Getting Closer to Customers
Just how real is the pressure retailers face to make sense of ever-growing mountains of data? IDC predicts that total data volume will reach 35,000 exabytes in 2020, compared with 1,200 exabytes last year. Ethnographer Elizabeth Lindsey dispenses with the numbers. “We live in a society bloated with data but starved for wisdom,” she says.
Data is bombarding retailers from every conceivable direction. Most of it is structured (think sales data, CRM and logistics), but the explosion of social media tools like Facebook and Twit-ter has created vast caches of unstructured data — everything from customer sentiment analysis to reviews, videos and images — that exist outside of retailers’ internal systems. The need to analyze and grasp the insights generated by both types of data — and to understand where the two intersect — is ushering in the next generation of business intelligence solutions.
In the last eight months there has been a flurry of new BI releases. While the bigger players look to push beyond the boundaries of an enterprise view, others excel in one or two core areas like mobile or social media.
For retailers, the goal is to use BI to provide more granular insight into inventory planning and execution, store operations and logistics, while at the same time gaining a more precise picture of customer behavior and buying patterns. A key trend cited by numerous retail experts is the emergence of real-time analytics — championed by the likes of SAS, Infor and FICO — that provides merchants with on-the-spot decision support. Real-time analytics has benefits that ripple across retail, from real-time inventory to real-time direct fulfillment and everything in between. The most compelling advantage: Getting closer to the customer.
Real-time wins
“R eal-time BI equals first mover advantage,” says David Dorf, senior director of technology strategy for Oracle Retail. “It’s simple as that. If a merchant sees a trend and is able to react to it before someone else does, they gain the upper hand. Retailers are now able to combine a data- and event-driven architecture with BI so that instead of receiving a report on Monday morning that says, ‘You need to look at that,’ they’re receiving an alert in real time when something is awry.”

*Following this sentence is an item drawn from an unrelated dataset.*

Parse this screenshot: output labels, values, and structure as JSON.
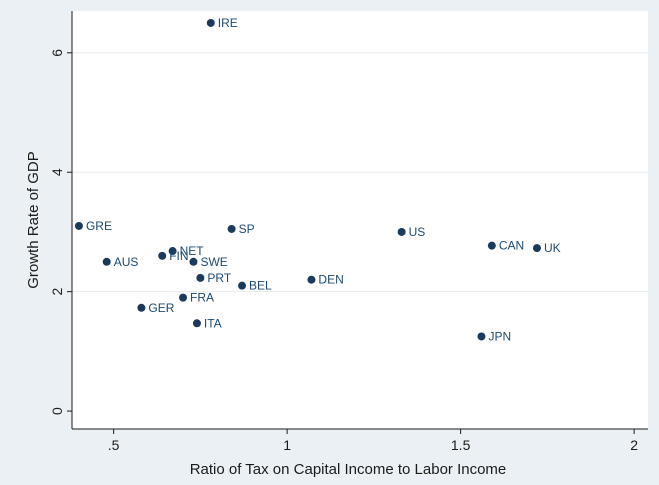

This idea of linking BI with business processes, known as closed-loop analytics, enables retailers to detect, analyze, model and act as soon as something seems out of sync. So, for example, if a merchant receives an alert that an item is out of stock, it can instantly go to its dashboard and analyze why it happened. It can model responses by running “what if” scenarios and studying the effects of moving goods from one store to another. Once the merchant has reviewed all the data, it can quickly and efficiently execute a plan that is tied to the merchandising system and other business processes — allowing decisions to happen in hours, rather than days.

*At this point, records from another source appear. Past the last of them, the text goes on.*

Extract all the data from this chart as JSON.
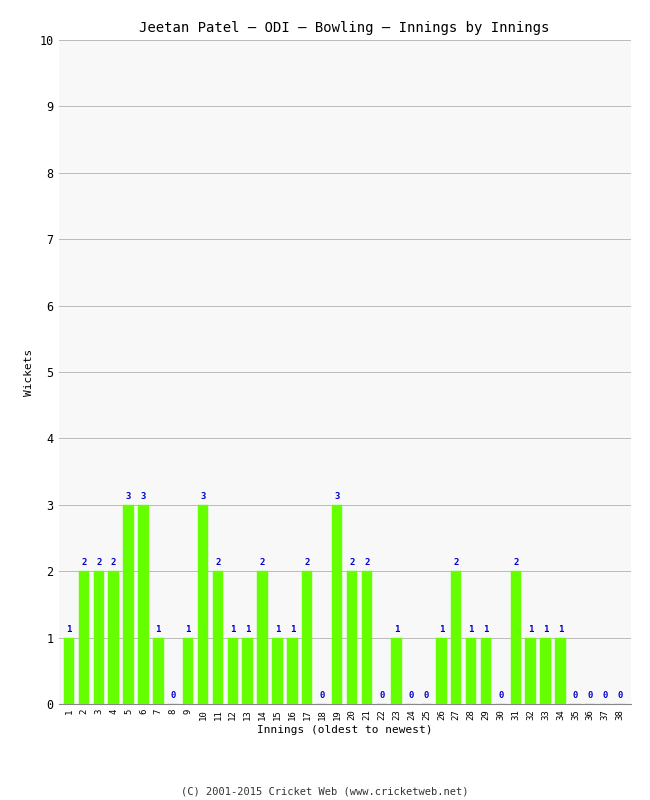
{
  "title": "Jeetan Patel – ODI – Bowling – Innings by Innings",
  "xlabel": "Innings (oldest to newest)",
  "ylabel": "Wickets",
  "ylim": [
    0,
    10
  ],
  "yticks": [
    0,
    1,
    2,
    3,
    4,
    5,
    6,
    7,
    8,
    9,
    10
  ],
  "bar_color": "#66ff00",
  "bar_edge_color": "#66ff00",
  "label_color": "#0000cc",
  "background_color": "#ffffff",
  "plot_bg_color": "#f8f8f8",
  "footer": "(C) 2001-2015 Cricket Web (www.cricketweb.net)",
  "innings": [
    1,
    2,
    3,
    4,
    5,
    6,
    7,
    8,
    9,
    10,
    11,
    12,
    13,
    14,
    15,
    16,
    17,
    18,
    19,
    20,
    21,
    22,
    23,
    24,
    25,
    26,
    27,
    28,
    29,
    30,
    31,
    32,
    33,
    34,
    35,
    36,
    37,
    38
  ],
  "wickets": [
    1,
    2,
    2,
    2,
    3,
    3,
    1,
    0,
    1,
    3,
    2,
    1,
    1,
    2,
    1,
    1,
    2,
    0,
    3,
    2,
    2,
    0,
    1,
    0,
    0,
    1,
    2,
    1,
    1,
    0,
    2,
    1,
    1,
    1,
    0,
    0,
    0,
    0
  ]
}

Leslie Hand, research director for IDC Retail Insights, points out that the shift to real-time decision-making is possible now because of vast improvements in technology infrastructure. “Ten years ago this level of computing power didn’t exist. Real-time was not within reach. Now we see retailers running toward BI because they realize the competitive advantage this provides — they know how critical it is to differentiate their business from competitors by connecting with consumers with personalized information and offers, while reducing their cost base,” Hand explains. “By leveraging BI across multiple business processes, retailers can deliver better service, make sure they have the right inventory, and be confident that stock levels are appropriate. Real-time BI moves the retailer closer to the consumer.”

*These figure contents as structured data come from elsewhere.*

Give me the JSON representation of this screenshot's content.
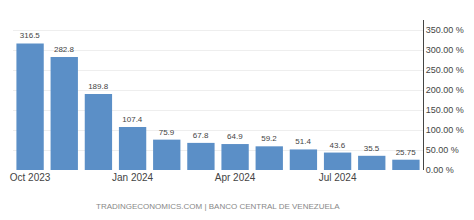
{
  "chart_data": {
    "type": "bar",
    "categories": [
      "Oct 2023",
      null,
      null,
      "Jan 2024",
      null,
      null,
      "Apr 2024",
      null,
      null,
      "Jul 2024",
      null,
      null
    ],
    "values": [
      316.5,
      282.8,
      189.8,
      107.4,
      75.9,
      67.8,
      64.9,
      59.2,
      51.4,
      43.6,
      35.5,
      25.75
    ],
    "color": "#5b8fc7",
    "ylim": [
      0,
      375
    ],
    "yticks": [
      {
        "value": 0,
        "label": "0.00 %"
      },
      {
        "value": 50,
        "label": "50.00 %"
      },
      {
        "value": 100,
        "label": "100.00 %"
      },
      {
        "value": 150,
        "label": "150.00 %"
      },
      {
        "value": 200,
        "label": "200.00 %"
      },
      {
        "value": 250,
        "label": "250.00 %"
      },
      {
        "value": 300,
        "label": "300.00 %"
      },
      {
        "value": 350,
        "label": "350.00 %"
      }
    ],
    "grid": true,
    "data_labels": true,
    "annotations": [
      "TRADINGECONOMICS.COM | BANCO CENTRAL DE VENEZUELA"
    ]
  }
}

Research compiled late last year through IDC’s Vertical Views survey suggests that retailers are ready to adopt next-generation BI tools. A survey of 210 retailers found that 48 percent are planning to invest in planning intelligence and 45 percent plan to invest in customer intelligence in the next 12 months.
Through the customer lens
Brian Kilcourse, managing partner with Retail Systems Research, insists that a big driver of investment in next-generation BI is what he calls the fourth dimension of data — the customer dimension. “Rather than looking at things just from a product-centric perspective, retailers are now looking at things from a customer-centric perspective,” he says. BI “allows them to look at localization schemes, integrated marketing efforts and numerous other processes alongside the customer dimension of data.”
Kilcourse also points to the role BI plays in what he dubs the “omni-channel imperative” that is forcing merchants “to take an enterprise view because they don’t know where the customer will start the dialogue. They have to be able to start the dialogue wherever the customer wants to start it — and these days there’s a good chance it won’t be in the store.”
The ability to connect consumer behavior across channels and leverage that data to develop a more detailed view of consumer buying patterns and preferences is identified by Patricia Waldron, worldwide retail analytics leader for IBM, as the most notable change in next-generation BI.
“Retailers are now able to look at their organizations through the lens of the customer … to get to know their customers at a deeper, more meaningful level,” she says. “They now know where the consumer shops, what she looks at, how the shopper likes to be marketed to and how best to communicate with that shopper.”
More powerful technology and better information allow retailers to “do a much better job of targeting consumers,” Waldron says. “In other words, if you’re a single person with a dog, you won’t be getting cat food coupons anymore.”